NVIDIA has done the right thing in bowing to public pressure to renounce anti-competitive sponsorship practices and given Eidos a clear mandate to remove the vendor ID detect code that is unfairly preventing many of Eidos’ customers from using in-game AA, as per Mr. Weinand’s comments. I would encourage Mr. Singleton at Eidos to move quickly and decisively to remove NVIDIA’s vendor ID detection.

It’s also worth noting here that AMD have made efforts both pre-release and post-release to allow Eidos to enable the in-game antialiasing code - there was no refusal on AMD’s part to enable in game AA IP in a timely manner.

I trust that you will also confirm that no similar activity will take place on any other games?
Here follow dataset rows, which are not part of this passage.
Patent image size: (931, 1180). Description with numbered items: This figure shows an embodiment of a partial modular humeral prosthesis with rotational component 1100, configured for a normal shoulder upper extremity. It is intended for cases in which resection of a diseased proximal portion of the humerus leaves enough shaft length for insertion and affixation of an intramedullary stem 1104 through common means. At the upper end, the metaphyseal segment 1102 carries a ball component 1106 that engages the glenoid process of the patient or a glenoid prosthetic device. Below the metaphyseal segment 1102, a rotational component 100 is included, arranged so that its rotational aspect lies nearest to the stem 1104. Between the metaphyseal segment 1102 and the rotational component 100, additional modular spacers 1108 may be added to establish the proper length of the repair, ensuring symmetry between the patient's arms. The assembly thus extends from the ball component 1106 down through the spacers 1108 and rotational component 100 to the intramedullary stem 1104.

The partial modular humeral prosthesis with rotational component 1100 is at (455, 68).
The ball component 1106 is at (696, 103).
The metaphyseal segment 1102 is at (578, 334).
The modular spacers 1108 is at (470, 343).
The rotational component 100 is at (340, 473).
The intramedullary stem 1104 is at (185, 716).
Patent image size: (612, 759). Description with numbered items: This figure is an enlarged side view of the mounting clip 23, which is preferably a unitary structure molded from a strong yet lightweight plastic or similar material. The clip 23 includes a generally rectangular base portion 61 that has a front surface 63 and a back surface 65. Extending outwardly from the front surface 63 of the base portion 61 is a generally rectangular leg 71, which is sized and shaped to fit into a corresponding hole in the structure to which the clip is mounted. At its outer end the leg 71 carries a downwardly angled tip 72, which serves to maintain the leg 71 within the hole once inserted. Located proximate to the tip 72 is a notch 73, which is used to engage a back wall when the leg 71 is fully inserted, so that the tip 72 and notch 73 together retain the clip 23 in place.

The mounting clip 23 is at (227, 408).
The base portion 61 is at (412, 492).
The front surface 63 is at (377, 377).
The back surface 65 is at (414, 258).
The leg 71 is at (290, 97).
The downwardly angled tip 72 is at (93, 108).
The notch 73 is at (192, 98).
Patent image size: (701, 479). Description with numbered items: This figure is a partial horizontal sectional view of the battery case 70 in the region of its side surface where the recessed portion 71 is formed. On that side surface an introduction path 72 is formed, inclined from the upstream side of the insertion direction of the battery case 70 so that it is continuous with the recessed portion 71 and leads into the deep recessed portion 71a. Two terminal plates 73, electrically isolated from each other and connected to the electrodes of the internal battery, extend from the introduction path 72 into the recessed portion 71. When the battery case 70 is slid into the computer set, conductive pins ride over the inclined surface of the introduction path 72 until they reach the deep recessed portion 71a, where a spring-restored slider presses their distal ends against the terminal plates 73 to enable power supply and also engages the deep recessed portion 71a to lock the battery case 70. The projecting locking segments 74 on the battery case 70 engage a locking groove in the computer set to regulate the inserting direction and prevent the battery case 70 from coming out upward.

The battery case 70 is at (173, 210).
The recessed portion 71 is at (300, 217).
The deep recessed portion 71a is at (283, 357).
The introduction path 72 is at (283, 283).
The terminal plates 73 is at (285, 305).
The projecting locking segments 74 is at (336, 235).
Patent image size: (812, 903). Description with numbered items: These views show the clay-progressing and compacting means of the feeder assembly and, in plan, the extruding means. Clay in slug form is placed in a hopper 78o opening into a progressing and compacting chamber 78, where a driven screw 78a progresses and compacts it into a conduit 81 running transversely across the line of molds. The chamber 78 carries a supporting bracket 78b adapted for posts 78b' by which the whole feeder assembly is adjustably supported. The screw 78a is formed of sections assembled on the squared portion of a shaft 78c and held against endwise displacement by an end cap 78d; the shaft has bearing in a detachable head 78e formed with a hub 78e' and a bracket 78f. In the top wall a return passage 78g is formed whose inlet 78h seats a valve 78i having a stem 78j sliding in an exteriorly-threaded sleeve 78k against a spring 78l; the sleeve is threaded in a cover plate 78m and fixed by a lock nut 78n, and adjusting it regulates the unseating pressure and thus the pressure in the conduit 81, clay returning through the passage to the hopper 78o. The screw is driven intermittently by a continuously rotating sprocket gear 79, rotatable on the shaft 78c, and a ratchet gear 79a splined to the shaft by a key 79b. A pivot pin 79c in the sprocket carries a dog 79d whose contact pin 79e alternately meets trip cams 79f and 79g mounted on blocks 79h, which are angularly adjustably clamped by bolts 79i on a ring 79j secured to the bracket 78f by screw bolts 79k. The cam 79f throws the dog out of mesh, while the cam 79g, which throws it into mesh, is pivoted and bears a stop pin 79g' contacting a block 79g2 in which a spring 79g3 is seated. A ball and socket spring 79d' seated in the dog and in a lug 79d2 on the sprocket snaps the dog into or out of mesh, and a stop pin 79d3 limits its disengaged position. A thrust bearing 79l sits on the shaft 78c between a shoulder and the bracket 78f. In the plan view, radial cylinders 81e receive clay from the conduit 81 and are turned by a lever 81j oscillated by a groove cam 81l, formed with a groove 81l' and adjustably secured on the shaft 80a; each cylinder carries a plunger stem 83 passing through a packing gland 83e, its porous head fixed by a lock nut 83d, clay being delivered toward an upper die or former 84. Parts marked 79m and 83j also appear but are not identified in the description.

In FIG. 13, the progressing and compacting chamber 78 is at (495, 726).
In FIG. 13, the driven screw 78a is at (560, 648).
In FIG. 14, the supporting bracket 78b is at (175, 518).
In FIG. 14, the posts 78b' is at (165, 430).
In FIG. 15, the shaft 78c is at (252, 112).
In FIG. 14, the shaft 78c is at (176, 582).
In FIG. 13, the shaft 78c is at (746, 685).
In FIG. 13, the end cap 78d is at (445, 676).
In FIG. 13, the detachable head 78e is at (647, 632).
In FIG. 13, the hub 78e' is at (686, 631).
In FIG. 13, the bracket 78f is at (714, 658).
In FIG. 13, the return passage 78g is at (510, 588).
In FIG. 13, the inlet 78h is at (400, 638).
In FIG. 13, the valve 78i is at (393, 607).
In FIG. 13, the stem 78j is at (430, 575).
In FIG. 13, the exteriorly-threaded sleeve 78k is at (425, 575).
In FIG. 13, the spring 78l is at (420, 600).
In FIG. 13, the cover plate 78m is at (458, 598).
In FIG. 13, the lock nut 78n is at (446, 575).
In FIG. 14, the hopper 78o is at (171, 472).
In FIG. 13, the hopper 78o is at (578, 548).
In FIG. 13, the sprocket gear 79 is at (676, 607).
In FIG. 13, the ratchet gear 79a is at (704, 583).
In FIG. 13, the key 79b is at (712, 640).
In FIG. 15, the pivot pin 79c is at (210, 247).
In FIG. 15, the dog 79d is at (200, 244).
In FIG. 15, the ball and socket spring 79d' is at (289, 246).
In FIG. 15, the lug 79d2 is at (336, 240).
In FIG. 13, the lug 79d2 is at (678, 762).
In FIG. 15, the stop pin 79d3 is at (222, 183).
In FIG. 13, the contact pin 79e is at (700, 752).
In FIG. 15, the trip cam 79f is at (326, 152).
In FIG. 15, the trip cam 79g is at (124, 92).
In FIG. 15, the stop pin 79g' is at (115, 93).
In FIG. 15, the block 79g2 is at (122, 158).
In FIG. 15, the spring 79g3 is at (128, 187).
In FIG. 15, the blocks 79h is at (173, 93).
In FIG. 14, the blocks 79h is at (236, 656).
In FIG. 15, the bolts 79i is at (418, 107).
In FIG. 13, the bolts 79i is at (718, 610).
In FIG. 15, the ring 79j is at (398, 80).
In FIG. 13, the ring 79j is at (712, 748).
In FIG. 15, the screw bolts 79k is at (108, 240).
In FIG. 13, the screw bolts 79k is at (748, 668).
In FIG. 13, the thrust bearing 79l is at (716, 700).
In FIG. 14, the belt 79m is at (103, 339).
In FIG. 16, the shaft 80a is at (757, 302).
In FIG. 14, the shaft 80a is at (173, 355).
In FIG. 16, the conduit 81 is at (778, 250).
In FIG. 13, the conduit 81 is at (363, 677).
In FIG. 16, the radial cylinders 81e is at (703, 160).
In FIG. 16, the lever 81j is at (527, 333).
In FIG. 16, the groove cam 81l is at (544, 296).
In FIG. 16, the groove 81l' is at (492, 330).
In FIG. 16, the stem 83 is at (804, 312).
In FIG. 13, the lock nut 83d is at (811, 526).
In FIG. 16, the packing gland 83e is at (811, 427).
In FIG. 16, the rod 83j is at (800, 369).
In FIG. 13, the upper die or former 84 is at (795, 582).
Richard Huddy, Worldwide Developer Relations Manager, AMD's GPU Division
Source: Richard Huddy Worldwide Developer Relations Manager, AMD's GPU Division


HEXUS took the chance to confirm what was being claimed by Richard Huddy was in fact accurate, and kindly posted an exchange of emails between AMD and Eidos over the issue of being locked out of in game Anti-aliasing.

While it is nothing new to see AMD and NVIDIA go head to head in public, it currently seems like NVIDIA has walked away from this round with a bloody nose. We would like to hear your views on the NVIDIA practice of locking a DirectX API feature to it's own hardware.